By pioneering approaches in technology development over the past 10 years, the Community Counseling Centers of Chicago (C4) has strengthened its ability to improve quality of care, productivity, regulatory compliance, and staff satisfaction.
As most organizations were so intensely doing at the time, C4 thoroughly evaluated its existing information technology (IT) plan as the year 2000 approached. From its assessment, C4 concluded that the third-party billing software it used needed to be replaced because of significant concerns over its compatibility with Y2K requirements. Moreover, its vendor showed no intention of enhancing the system to meet C4's growing vision of having a fully integrated electronic health record (EHR).

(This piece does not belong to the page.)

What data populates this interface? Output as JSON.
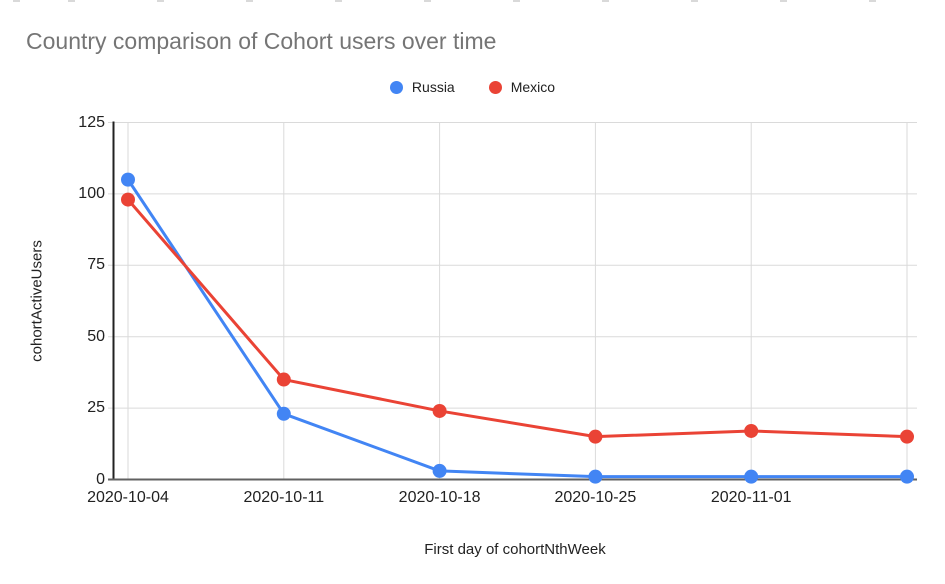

Determined to find a solution that aligned with its vision, C4 reviewed the product offerings and outcomes of other large software vendors in the behavioral healthcare field to identify an alternative selection. Frustratingly, the end result of this assessment was that no vendor seemed to offer a product line that fully aligned with the organization's strategic plan. This caused C4 to consider whether its expectations were unrealistic or it would need to create its own solution to improving its operations to the degree outlined in its vision.
The idea of building a system in-house had tremendous inherent risk, in that the agency would depend on its existing and untested personnel to actualize its vision. As it turned out, evaluating the current system and leading the replacement project became my responsibility. As a former clinician, I had come to the organization to coordinate its utilization review program, based on my professional training in statistical analysis and evaluation. Gradually taking on a lead role in structuring the organization's approach to systematically collecting its data into meaningful databases that could be used for reporting, billing, and analysis, I introduced C4 to its first technical infrastructure. I then oversaw the organization's billing department and, eventually, its information systems department.
Years before my employment, C4 had understood the importance of standardizing its clinical procedures and processes for data collection; these methods had been implemented and maintained largely through the work of Director of Clinical Records Noemi Rivera, RHIA. The manual clinical records processes implemented by Rivera were early identified as key to C4's growing movement toward developing its own EHR system. Through the Target Cities Project funded by SAMHSA in the mid-1990s, C4 had been responsible for the development and administration of Chicago's portion of the computer system and network project. Through that opportunity, C4 had been introduced to the exceptional skills of computer programmer Cheryl Moloitis, MA.
By using Lotus Notes and Lotus Domino technologies, Moloitis had firmly and innovatively demonstrated how C4 could customize software technologies to meet its needs. This early work with Lotus Notes only encouraged C4 to more confidently consider its internally developed approach.
Conscious of the commitment, leadership, collaboration, and labor needed to take such a bold step, C4 conceived of an internally developed software solution. It conceptualized an automated record that prevented services from being entered that did not have all the required authorizations, staff credentials, clinical content, and other required documentation. It envisioned a system that eliminated clerical entries between service delivery and billing. It conceived a method whereby clinical forms would be electronically signed and stored online, thus avoiding the printing and storing of medical records. It planned a financial system in which charges would be posted to a uniquely designed accounts receivable system, where collections and rejections could be posted automatically by simply uploading billing outcome data. Furthermore, C4 set as its software development goals:
Improving quality of care;
Reducing support costs related to billing and clinical record upkeep;
Minimizing billing rejection;
Eliminating risk of recoupment of previously paid charges;
Providing a paperless environment;
Reducing clinical liability by advancing agency best practices;
Reducing clinician documentation time; and
Developing reports that prompted and encouraged managers to improve operations.
Early identified as key to the development of an in-house EHR system was building a network of unified teams of senior staff/experts who would design the content and functions of each unique application. To this end, distinct teams were developed to construct the major applications: intake/assessment, treatment plan, progress notes, transfer and discharge, employee clinical credentials, billing, accounts receivable, and management reports. Each team's recommended design had to to complement and integrate with the other teams' work. To ensure systematic design integration, each team included at least Noemi Rivera and myself, and we met twice weekly to review the progress of the teams toward meeting the agency's vision. Together we worked with Cheryl Moloitis to design the system that she would eventually program.